Vega, whose biggest hit was “Luka” in 1987, found herself handling this unexpected smash in stride. She began to ponder how she could interpolate the energy of this exchange between herself and DNA into her own artistic matrix. Vega’s creative inquisitiveness led her to intersect with musician and producer Mitchell Froom. Froom was excited with Vega's avidity and agreed to produce her fourth album.
Appropriately titled, 99.9F° simmers in its experimentation. The album nearly defies its genre classifications of alternative pop and contemporary rock altogether. The compositions of the record are rich and funky, but its melodies aren't undercut by the urgency of the album's rhythms. More importantly, the LP retains a discernible fearlessness in its aural attitude that ensured that no snarky critic or lazy fan could level accusations of trend-hopping post-“Tom's Diner.” The live instrumentation on 99.9F° is smart and slinky, paired with a range of kaleidoscopic loops and samples, such as the motorized whir-click of “Blood Makes Noise” or the carnivalesque “Fat Man & Dancing Girl.”

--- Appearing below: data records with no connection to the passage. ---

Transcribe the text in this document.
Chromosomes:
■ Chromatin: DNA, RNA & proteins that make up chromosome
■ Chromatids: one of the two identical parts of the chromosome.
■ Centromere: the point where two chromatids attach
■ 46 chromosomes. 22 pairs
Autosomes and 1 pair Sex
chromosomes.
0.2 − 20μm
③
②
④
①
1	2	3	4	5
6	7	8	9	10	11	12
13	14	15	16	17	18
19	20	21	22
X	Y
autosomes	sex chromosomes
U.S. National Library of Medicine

Vega's singing falls between graceful disinterest and curious examination, providing the charge for her musical prose. Her retelling of the Biblical tale of David and Goliath as “Rock in This Pocket (Song of David)” resets the story as an accessible allegory for the human experience. Much of the songwriting accomplishes this and nowhere is this more apparent than on the character studies of the gothic pop of “In Liverpool” and the coiling, jazz sizzle of the title track. In these songs, and others on 99.9F°, Vega sometimes is an active participant in the song scenarios or sometimes not at all. When it’s the former, she offers sophisticated tension on “If You Were In My Movie,” not your typical love song, but no less romantic.
Placed in the middle and at the end of the LP, “Blood Sings” and “Song of Sand” return Vega to communing exclusively with her acoustic guitar, but they aren't set amongst the other album tracks as a concession to those awaiting a “return to form.” Instead, they're present because the stated acoustic sound appealed to Vega, like everything at play on 99.9F°.
Major commercial gains weren't achieved in the United States (US Billboard 200 #86), but the United Kingdom showed their good taste by rewarding the LP with modest returns (UK Official Albums Chart #20) when the album dropped in September 1992. 99.9F° yielded four singles after the album's release in late 1992 until 1993: “99.9F°,” “Blood Makes Noise,” “In Liverpool,” “When Heroes Go Down.” All the singles landed within the Top 60 of charts in England, Canada, New Zealand and America. Of the four, two singles found their way in the States on the US Billboard Modern Rock Tracks chart (“99.9F°,” #13; “Blood Makes Noise,” #1).
Suzanne Vega kept at recording and touring in the 25 years since her fourth record, but among her nine original studio projects released to date, the joyful noise of 99.9F° has remained singular in her canon, its glamorous clamor still vital.